Core Services/Functions

Core services/functions should be available in a concussion clinic or within a network of post-concussion care providers. Current evidence suggests that post-concussion care requires access to or capacity to integrate interdisciplinary care based on the constellation of symptom presentation (physical, affect, and cognition).

Currently in Ontario post-concussion services are provided within different funding and service models, including research-based clinics, sites with a specific mandate, or clinics involving a mix of publicly- and privately-funded services within a single structure or network of providers with additional capacity for external referrals. There is no known entirely publically-funded concussion clinic that provides the full breadth of interdisciplinary service.

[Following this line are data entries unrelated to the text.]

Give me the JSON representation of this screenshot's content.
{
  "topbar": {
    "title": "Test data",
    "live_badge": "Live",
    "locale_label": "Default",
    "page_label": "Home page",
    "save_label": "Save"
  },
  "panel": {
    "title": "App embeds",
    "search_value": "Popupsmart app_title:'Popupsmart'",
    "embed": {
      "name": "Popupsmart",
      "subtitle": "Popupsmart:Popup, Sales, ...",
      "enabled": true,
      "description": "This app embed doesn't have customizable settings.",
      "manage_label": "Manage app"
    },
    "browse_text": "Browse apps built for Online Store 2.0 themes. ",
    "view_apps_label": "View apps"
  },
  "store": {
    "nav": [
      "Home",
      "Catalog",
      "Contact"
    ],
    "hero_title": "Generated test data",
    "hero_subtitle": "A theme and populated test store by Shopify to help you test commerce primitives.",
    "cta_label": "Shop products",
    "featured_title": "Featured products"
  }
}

This landscape of variable models of funding has been accounted for in this model of service provision.

The core functions required to manage post-concussion symptoms include:

  • provision of education;
  • diagnosis and access to medical services;
  • physical treatment options;
  • cognitive evaluation and treatment;
  • evaluation and treatment of emotional conditions;
  • functional integration; and
  • co-ordination of care.

The diagram below shows how these functions can be grouped together and provides some examples of symptoms that can be treated within each category. Core functions of concussion clinics are defined rather than stipulating specific regulated healthcare disciplines that must be present.

Concussion Clinic/Services: Core Functions and Management

Every clinic/network of providers must be able to provide 5 key functions that involves at least three (3) different healthcare provider disciplines. Note that any of these functions must be performed by only those professionals regulated to perform them within their scopes of practice. See other sections for details on the eligible healthcare professionals.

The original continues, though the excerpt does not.